揭开ChatGPT现象的面纱：评估牙髓病学问题答案的一致性和准确性。

Unveiling the ChatGPT phenomenon: Evaluating the consistency and accuracy of endodontic question answers.

作者信息

Suárez Ana, Díaz-Flores García Víctor, Algar Juan, Gómez Sánchez Margarita, Llorente de Pedro María, Freire Yolanda

机构信息

Department of Pre-Clinic Dentistry, School of Biomedical Sciences, Universidad Europea de Madrid, Madrid, Spain.

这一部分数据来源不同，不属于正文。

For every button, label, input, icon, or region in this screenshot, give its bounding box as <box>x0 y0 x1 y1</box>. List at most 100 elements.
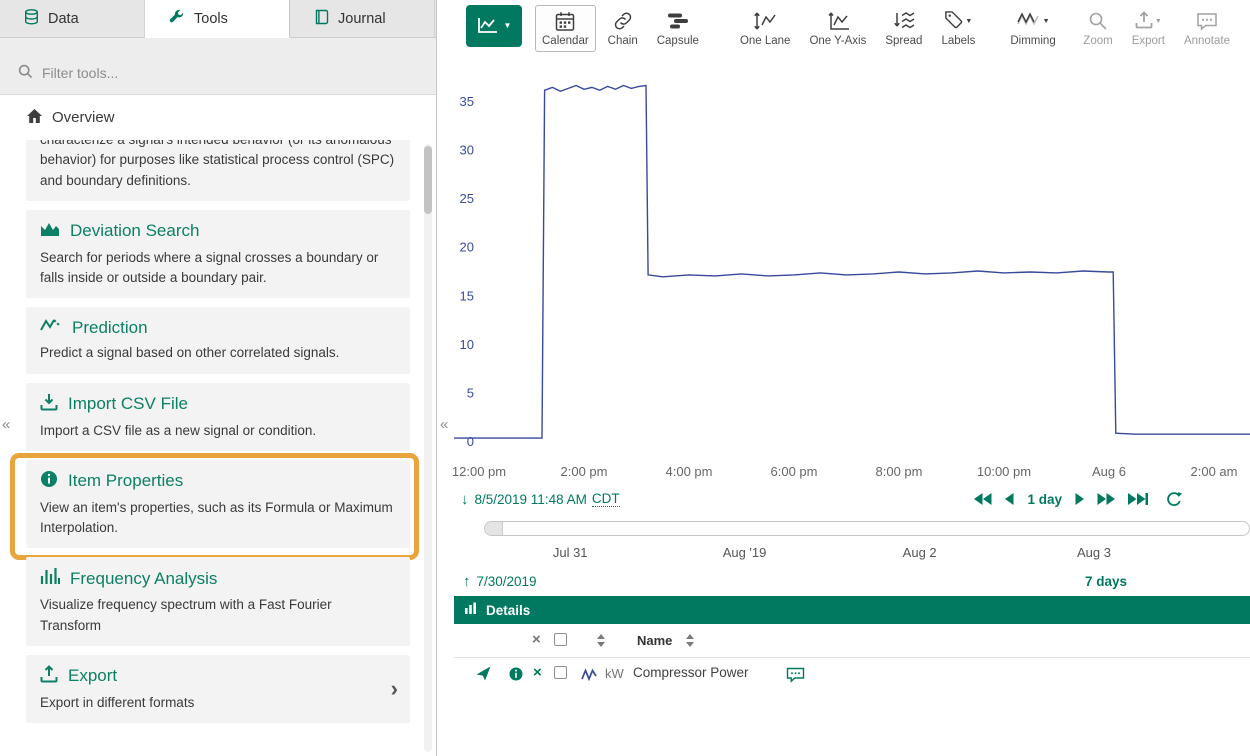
tool-description: View an item's properties, such as its F… <box>40 498 396 539</box>
overview-link[interactable]: Overview <box>0 95 436 140</box>
tool-card-import-csv[interactable]: Import CSV File Import a CSV file as a n… <box>26 383 410 451</box>
investigate-range-row: ↑ 7/30/2019 7 days <box>454 566 1250 596</box>
chain-icon <box>612 10 634 32</box>
tool-card-prediction[interactable]: Prediction Predict a signal based on oth… <box>26 307 410 373</box>
investigate-range-duration[interactable]: 7 days <box>1085 574 1127 589</box>
one-y-axis-button[interactable]: One Y-Axis <box>802 5 873 52</box>
tool-card-boundaries[interactable]: characterize a signal's intended behavio… <box>26 140 410 201</box>
search-icon <box>18 64 33 82</box>
step-size-label[interactable]: 1 day <box>1027 492 1062 507</box>
export-button[interactable]: ▼ Export <box>1125 5 1172 52</box>
skip-to-end-button[interactable] <box>1128 493 1148 505</box>
deviation-search-icon <box>40 220 60 243</box>
chevron-right-icon: › <box>391 678 398 700</box>
step-forward-button[interactable] <box>1075 493 1084 505</box>
fast-backward-button[interactable] <box>974 493 992 505</box>
tool-card-item-properties[interactable]: Item Properties View an item's propertie… <box>26 460 410 549</box>
tool-card-frequency-analysis[interactable]: Frequency Analysis Visualize frequency s… <box>26 557 410 646</box>
tool-list-scrollbar[interactable] <box>424 144 432 752</box>
annotate-button[interactable]: Annotate <box>1177 5 1237 52</box>
refresh-icon[interactable] <box>1166 492 1182 507</box>
tab-tools-label: Tools <box>194 11 228 27</box>
signal-name[interactable]: Compressor Power <box>633 665 749 680</box>
remove-item-icon[interactable]: × <box>533 665 542 680</box>
tab-data[interactable]: Data <box>0 0 145 37</box>
y-axis-tick: 35 <box>460 94 474 109</box>
tool-name: Frequency Analysis <box>70 569 217 589</box>
chain-button[interactable]: Chain <box>601 5 645 52</box>
sort-icon[interactable] <box>686 634 694 650</box>
wrench-icon <box>169 9 185 29</box>
scrollbar-thumb[interactable] <box>424 146 432 214</box>
sort-icon[interactable] <box>597 634 605 650</box>
one-lane-label: One Lane <box>740 35 791 47</box>
range-scrollbar-handle[interactable] <box>485 522 503 535</box>
signal-line-chart[interactable]: 05101520253035 <box>454 57 1250 460</box>
tool-name: Prediction <box>72 318 148 338</box>
step-backward-button[interactable] <box>1005 493 1014 505</box>
zoom-button[interactable]: Zoom <box>1076 5 1119 52</box>
x-axis-tick: 10:00 pm <box>977 464 1031 479</box>
export-tool-icon <box>40 665 58 688</box>
tab-data-label: Data <box>48 11 79 27</box>
name-column-header[interactable]: Name <box>637 633 672 648</box>
info-icon[interactable] <box>509 667 523 684</box>
arrow-down-icon: ↓ <box>461 491 469 508</box>
journal-icon <box>314 9 329 29</box>
calendar-label: Calendar <box>542 35 589 47</box>
calendar-icon <box>555 10 575 32</box>
tool-card-deviation-search[interactable]: Deviation Search Search for periods wher… <box>26 210 410 299</box>
annotate-icon <box>1196 10 1218 32</box>
collapse-left-panel-icon[interactable]: « <box>2 416 10 433</box>
home-icon <box>26 108 43 128</box>
playback-controls: 1 day <box>974 484 1182 514</box>
item-properties-icon <box>40 470 58 493</box>
range-scrollbar[interactable] <box>484 521 1250 536</box>
trend-toolbar: ▼ Calendar Chain Capsule One Lane One Y-… <box>454 0 1250 57</box>
range-tick: Aug '19 <box>723 545 767 560</box>
tool-description: Search for periods where a signal crosse… <box>40 248 396 289</box>
x-axis-tick: 4:00 pm <box>666 464 713 479</box>
one-lane-button[interactable]: One Lane <box>733 5 798 52</box>
x-axis-tick: 8:00 pm <box>876 464 923 479</box>
x-axis-tick: 2:00 pm <box>560 464 607 479</box>
arrow-up-icon: ↑ <box>463 573 471 590</box>
dimming-label: Dimming <box>1010 35 1055 47</box>
trend-chart[interactable]: 05101520253035 <box>454 57 1250 460</box>
chevron-down-icon: ▼ <box>1043 18 1050 25</box>
select-all-checkbox[interactable] <box>554 633 567 646</box>
x-axis-tick: Aug 6 <box>1092 464 1126 479</box>
spread-button[interactable]: Spread <box>878 5 929 52</box>
capsule-button[interactable]: Capsule <box>650 5 706 52</box>
chevron-down-icon: ▼ <box>1155 18 1162 25</box>
app-window: Data Tools Journal Overview characterize… <box>0 0 1250 756</box>
y-axis-tick: 5 <box>467 385 474 400</box>
remove-all-icon[interactable]: × <box>532 632 541 647</box>
tab-journal[interactable]: Journal <box>290 0 435 37</box>
dimming-button[interactable]: ▼ Dimming <box>1003 5 1062 52</box>
trend-view-button[interactable]: ▼ <box>466 5 522 47</box>
tool-card-export[interactable]: Export Export in different formats › <box>26 655 410 723</box>
annotation-bubble-icon[interactable] <box>786 667 805 686</box>
trend-panel: ▼ Calendar Chain Capsule One Lane One Y-… <box>454 0 1250 756</box>
y-axis-tick: 0 <box>467 434 474 449</box>
display-range-start[interactable]: 8/5/2019 11:48 AM <box>475 492 587 507</box>
timezone-link[interactable]: CDT <box>592 491 620 507</box>
fast-forward-button[interactable] <box>1097 493 1115 505</box>
panel-gutter: « <box>437 0 454 756</box>
export-label: Export <box>1132 35 1165 47</box>
details-panel-header: Details <box>454 596 1250 624</box>
collapse-sidebar-icon[interactable]: « <box>440 416 448 433</box>
y-axis-tick: 15 <box>460 288 474 303</box>
details-row-compressor-power[interactable]: × kW Compressor Power <box>454 658 1250 690</box>
calendar-button[interactable]: Calendar <box>535 5 596 52</box>
filter-tools-input[interactable] <box>42 65 342 81</box>
tab-tools[interactable]: Tools <box>145 0 290 38</box>
labels-button[interactable]: ▼ Labels <box>934 5 982 52</box>
filter-row <box>0 38 436 95</box>
chevron-down-icon: ▼ <box>965 18 972 25</box>
trend-arrow-icon[interactable] <box>476 666 491 684</box>
row-checkbox[interactable] <box>554 666 567 679</box>
investigate-range-start[interactable]: 7/30/2019 <box>477 574 537 589</box>
range-tick: Jul 31 <box>553 545 588 560</box>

Department of Clinical Dentistry, School of Biomedical Sciences, Universidad Europea de Madrid, Madrid, Spain.

出版信息

Int Endod J. 2024 Jan;57(1):108-113. doi: 10.1111/iej.13985. Epub 2023 Oct 9.

DOI:10.1111/iej.13985

PMID:37814369

Abstract

AIM

Chatbot Generative Pre-trained Transformer (ChatGPT) is a generative artificial intelligence (AI) software based on large language models (LLMs), designed to simulate human conversations and generate novel content based on the training data it has been exposed to. The aim of this study was to evaluate the consistency and accuracy of ChatGPT-generated answers to clinical questions in endodontics, compared to answers provided by human experts.

METHODOLOGY

Ninety-one dichotomous (yes/no) questions were designed and categorized into three levels of difficulty. Twenty questions were randomly selected from each difficulty level. Sixty answers were generated by ChatGPT for each question. Two endodontic experts independently answered the 60 questions. Statistical analysis was performed using the SPSS program to calculate the consistency and accuracy of the answers generated by ChatGPT compared to the experts. Confidence intervals (95%) and standard deviations were used to estimate variability.

RESULTS

The answers generated by ChatGPT showed high consistency (85.44%). No significant differences in consistency were found based on question difficulty. In terms of answer accuracy, ChatGPT achieved an average accuracy of 57.33%. However, significant differences in accuracy were observed based on question difficulty, with lower accuracy for easier questions.

CONCLUSIONS

Currently, ChatGPT is not capable of replacing dentists in clinical decision-making. As ChatGPT's performance improves through deep learning, it is expected to become more useful and effective in the field of endodontics. However, careful attention and ongoing evaluation are needed to ensure its accuracy, reliability and safety in endodontics.

摘要

目的

聊天机器人生成式预训练变换器（ChatGPT）是一种基于大语言模型（LLM）的生成式人工智能（AI）软件，旨在模拟人类对话并根据其接触到的训练数据生成新颖内容。本研究的目的是将ChatGPT生成的关于牙髓病临床问题的答案与人类专家提供的答案进行比较，评估其一致性和准确性。

方法

设计了91个二分法（是/否）问题，并分为三个难度级别。从每个难度级别中随机选择20个问题。ChatGPT为每个问题生成60个答案。两名牙髓病专家独立回答这60个问题。使用SPSS程序进行统计分析，以计算ChatGPT生成的答案与专家答案相比的一致性和准确性。使用置信区间（95%）和标准差来估计变异性。